É noite, estamos
no Centro de São Paulo – para ser mais exata, na Catedral da Sé, onde o ícone
de Nossa Senhora e a cruz peregrina, símbolos da Jornada Mundial da Juventude,
ficaram durante todo o dia expostos para veneração dos fiéis.
Às 19 horas deu-se
início a Via-Sacra, seguindo o seu itinerário. O cenário sugerido não é de
muita beleza. Moradores de rua já começam a fazer parte da paisagem por onde
passa a cruz, mas é ali o lugar escolhido para essa passagem; sem dúvida, foi a
Divina Providência que nos guiou.
No Largo São Bento, padre Júlio Lancelotti
convida os presentes a dizerem a seguinte frase: “ O irmão de rua é meu irmão”.
E continua: “A cruz é sinal de vida, ali
Deus nos ama”. Em seguida, questiona-nos:
“ Sabe por que o diabo tem raiva da cruz?

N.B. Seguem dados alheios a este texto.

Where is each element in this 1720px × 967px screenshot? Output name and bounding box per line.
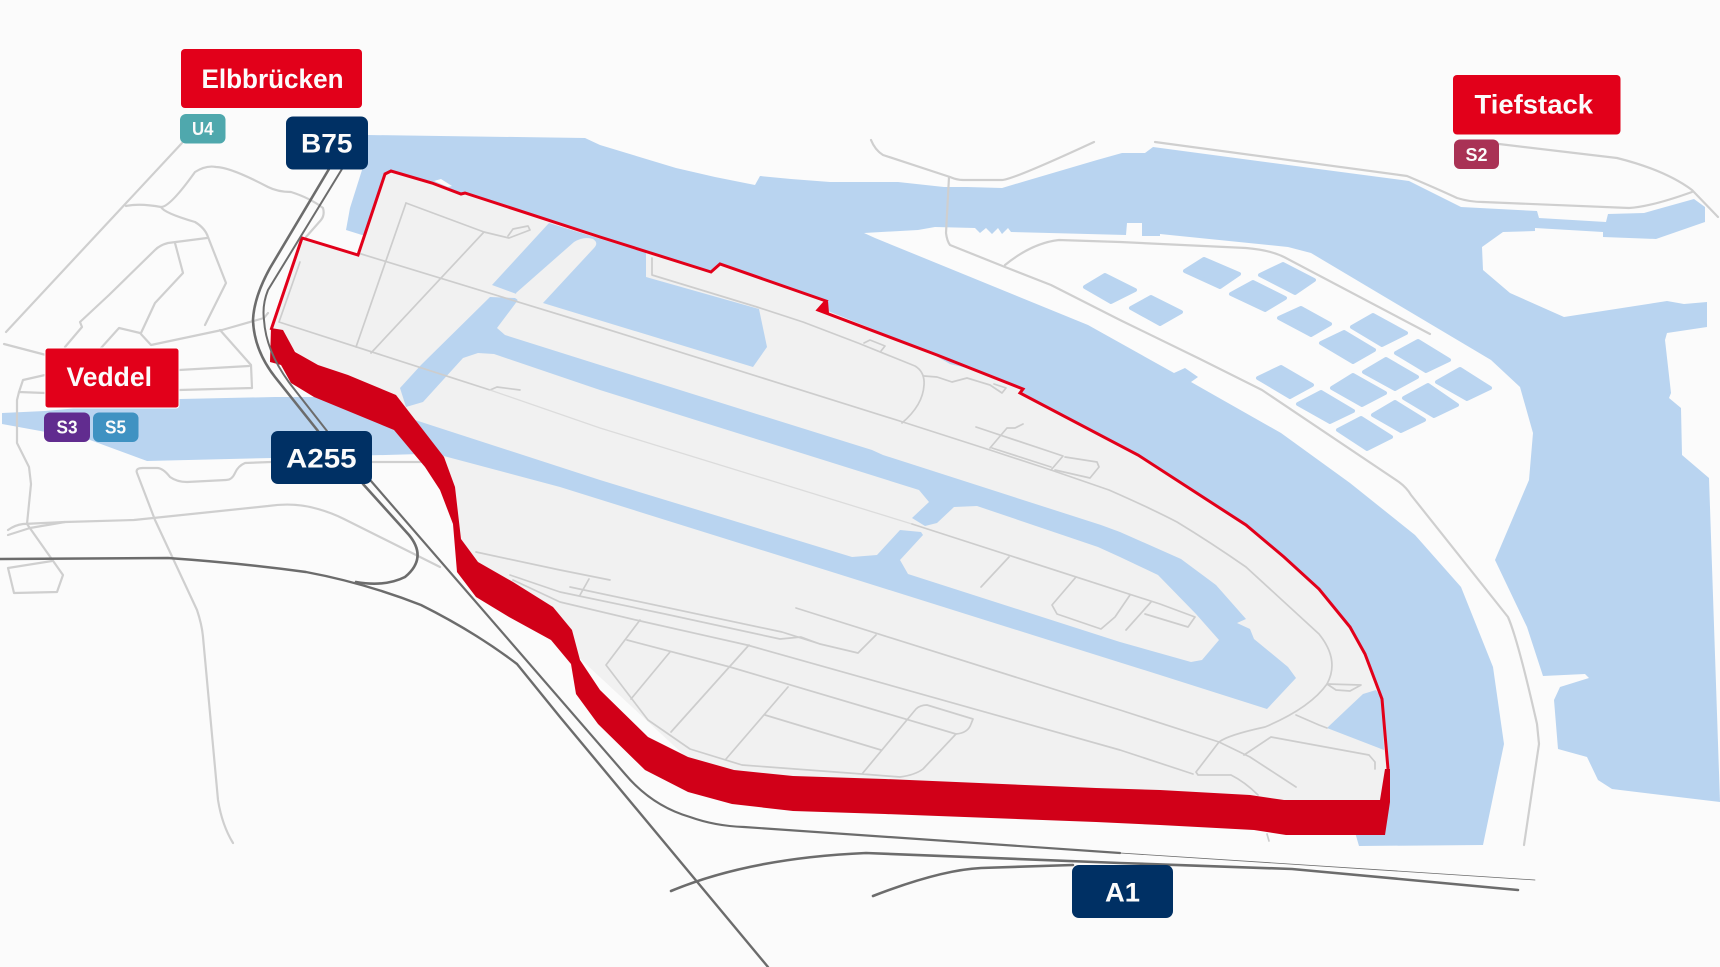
lagoon basins on the Peute peninsula [1085,259,1490,449]
line badge: S2: S2 [1466,145,1488,165]
motorway and federal road lines [0,169,1535,967]
water: river Elbe and east basins [346,135,1720,846]
road badge: B75 [286,116,368,170]
line badge: S5: S5 [105,418,126,438]
water: river wedge at the southern tip [1327,690,1384,750]
water: upper basin inside the district [492,223,767,367]
station label: Tiefstack [1453,75,1620,134]
station label: Veddel [45,348,179,408]
station label: Veddel: Veddel [66,362,152,392]
road badge: A255: A255 [286,444,356,474]
boundary: thin red outline [271,171,1388,769]
pier between the basins [516,238,596,303]
water: Veddel canal [2,397,421,461]
water: sliver along the northern edge [936,356,967,368]
station label: Elbbrücken [181,49,362,108]
roads west of the district [4,143,440,843]
line badge: S3: S3 [56,418,78,438]
line badge: U4: U4 [192,119,214,139]
line badge: U4 [180,114,226,144]
road badge: A255 [271,431,372,484]
road badge: A1 [1072,865,1173,918]
district roads [279,203,1375,841]
station label: Tiefstack: Tiefstack [1474,90,1594,120]
line badge: S5 [93,412,138,442]
project area land [271,171,1388,815]
roads east of the river [871,140,1718,845]
water: canals inside the district [400,297,1296,709]
road badge: A1: A1 [1105,878,1140,908]
line badge: S2 [1454,140,1499,169]
road badge: B75: B75 [301,128,352,158]
boundary: thick red band along the south [270,328,1390,835]
line badge: S3 [44,412,90,442]
station label: Elbbrücken: Elbbrücken [202,64,344,94]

Porque ele não é capaz de
amar”.
Durante a oração do terço, um morador de rua
nos interpelou: “Faz uma foto minha, moro na rua, mas sou gente…”
Como não ser
questionada por tal informação?
Continuamos então nossa caminhada, deparando
com aquela dura – e porque não dizer ‘cruel’ – realidade. Eram hotéis baratos
usados para prostituição, mas sua clientela não era indiferente à passagem da
cruz e do ícone da presença pura da Virgem Maria. Os olhares eram fixos para aqueles
jovens que, com alegria, carregavam a cruz nos ombros.
De repente, fomos caminhando rumo a uma
favela, a “Favela do Moinho”. Fomos interrompidos pela passagem de um trem que
corta o lugar, os barracos ficam à margem dos trilhos, já eram 22h30. Aquela
cena nos fez experimentar o desconforto de toda aquela situação que os
moradores daquele local vivem de forma cotidiana.
Porém, num campo aberto da Favela do Moinho,
uma prece foi feita com fervor por Dom Tarcísio Scaramussa, Bispo Auxiliar de
SP, responsável pela região Centro, que como Pastor da Igreja de Cristo esteve
presente em todo o percurso.
Uma moradora do lugar nos falou em lágrimas:
“Como pode Jesus vir aqui?” O local não tem saneamento básico e em boa parte da
favela não há energia elétrica, o lixo nas ruas
sinaliza o abandono.
Saindo dali fomos em direção a um cenário de
horror, a Cracolândia, na Estação da Luz. O encontro de nossa procissão com um
comércio de crack a céu aberto foi impactante.
Ao chegarmos vimos
roupas, frutas e peças de carro sendo expostas em mesas ou no chão para serem
trocadas por pedras de crack. Expostas também estavam as pessoas presentes
naquele lugar, umas deitadas no chão, delirantes, outras paradas olhando
fixamente para algum lugar, com as pupilas dos olhos dilatadas.
Não
avançamos por alguns minutos, era respeitoso da nossa parte entrar somente se
fôssemos convidados. Porém, eis que surgem gritos: “Eles são da Igreja! Podem
entrar!” Nesse instante a cruz foi erguida para que a dor e o sofrimento de
Cristo se unissem à dor e ao abandono daqueles filhos e filhas de Deus.
Algumas pessoas, mesmo na ‘nóia’, vinham ao
encontro dos sacerdotes pedindo-lhes a bênção e abraçando-os. Ali rezamos mais
um mistério do santo terço e, aos poucos, levantava-se um grande clamor. Eis
que a luz entra onde as trevas são evidentes. Uma experiência única, imagens
que não saem da nossa cabeça, primeiramente pelo horror que nos causam. Como
pode alguém viver assim? Mas também por vermos a beleza da cruz, que, em meio a
tanto sofrimento, se deixa encontrar pelos mais pobres e excluídos. Uma lição
de vida!
A Via-Sacra segue
com os jovens expressando sua fé e alegria por poder levar esperança a tantos
que não a têm.
O trajeto é encerrado às 23h10 com o ápice da
fé: a Santa Missa na Igreja de Nossa Senhora da Boa Morte. Ali a cruz fica até
terça-feira, quando mais uma vez – como peregrina que é – continua seu caminho.